Namun, begitu melihat bahwa Su Lanlan tidak datang sendiri, wajah ketiganya langsung berubah drastis.
Tampak jelas, Su Lanlan tengah merangkul lengan seorang pemuda, dan tangan pemuda itu bertengger di pinggang ramping Su Lanlan...
Sekejap saja, wajah Zheng Yue berubah seperti langit yang akan dilanda badai.
“Direktur Su, apa maksud putri Anda ini?” tanyanya dengan suara dingin kepada Su Enpei.
Su Enpei mengerutkan kening, dalam hati menyesali sikap Su Lanlan yang dianggapnya tidak sopan.
“Lanlan, ada apa ini? Siapa dia?”
Su Lanlan baru melepaskan lengan Xiao Chen, menatap ketiga orang di ruangan, lalu berkata kepada ayahnya, “Ayah, ini pacarku, Xiao Chen.”
Pacar?
Begitu mendengar kata itu, Zheng Yue serasa ditampar keras di wajahnya.
“Lanlan, diam!” bentak Su Yan, kakak Su Lanlan, tak tahan lagi.
Ia sangat paham keinginan ayahnya yang ingin memanfaatkan peluang menikah dengan keluarga Zheng demi kemajuan keluarga Su. Jika rencana itu gagal karena Su Lanlan, impian mereka akan sirna.
“Lanlan, Kakak tahu kamu mungkin tak suka diatur urusan jodoh. Tapi Tuan Muda Zheng adalah pria terbaik di Yunhai. Kalau kamu menikah dengannya, kamu tidak akan menderita.”
Su Lanlan mendengus dingin, “Ayah, Kakak, urusan hidupku biar aku sendiri yang tentukan. Sekarang, biar aku perkenalkan pacarku—Xiao Chen.”
Setelah berkata begitu, ia memberi isyarat pada Xiao Chen.
Xiao Chen langsung paham, berdehem pelan, lalu tersenyum, “Paman Su, Kakak Su, selamat sore.
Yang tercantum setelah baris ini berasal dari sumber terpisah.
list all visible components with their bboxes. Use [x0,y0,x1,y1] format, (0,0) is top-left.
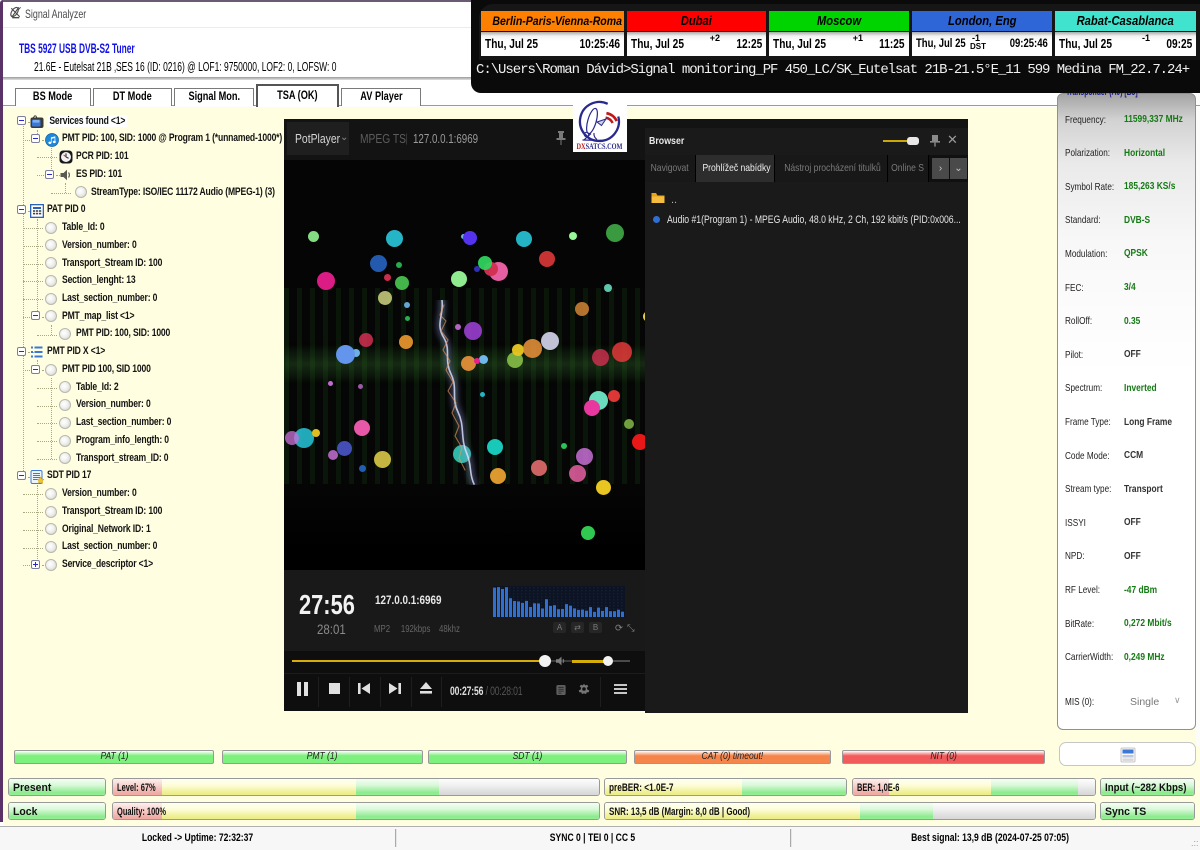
svg-text:DXSATCS.COM: DXSATCS.COM [577,142,623,151]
Namaku Xiao Chen, aku dan Lanlan sudah bersama hampir setengah tahun. Karena beberapa alasan, aku belum sempat memberitahu kalian. Hari ini, aku ingin...”
“Diam!” bentak Su Yan, memotong ucapan Xiao Chen.
“Kau kira kau siapa, berani-beraninya berpacaran dengan adikku?”
Menurut Su Yan, meski Xiao Chen hari ini berpakaian rapi, ia tidak mungkin berasal dari keluarga besar mana pun. Alasannya sederhana, di Yunhai atau seluruh Jiangbei, tidak ada keluarga bermarga Xiao yang ternama. Memang di Tiongkok ada satu keluarga Xiao yang sangat kuat, tapi itu pun di Yanjing, keluarga nomor satu, mana mungkin berhubungan dengan pemuda ini.
“Dengar, sebagai kakak Lanlan, aku ingin memperingatkanmu. Statusmu tidak layak untuk adikku! Apalagi, adikku dan Tuan Muda Zheng memang jodoh yang serasi. Sebaiknya kau sadar diri dan jangan dekati adikku lagi!”
Su Lanlan tak menyangka kakaknya bisa berkata setega itu. Ia mengernyit, menegur, “Kak, kenapa bicaramu seperti itu! Dia pacarku, aku yang memilih!”
Namun, Su Yan tidak mau mendengar penjelasan adiknya. Ia segera menarik Su Lanlan ke belakangnya.
Lalu, ia menatap Xiao Chen dan membentak, “Kau, keluar dari sini! Kau tidak layak berada di rumah ini!”
Zheng Yue menatap Xiao Chen dengan sorot mata dingin, seolah mangsanya telah direbut orang lain.
Baginya, wanita yang ia pilih boleh saja ia tinggalkan, tapi tidak boleh direbut orang lain. Jika sampai terjadi, itu adalah aib bagi seorang pria.
Dalam sekejap, suasana di ruangan menjadi tegang dan penuh tekanan.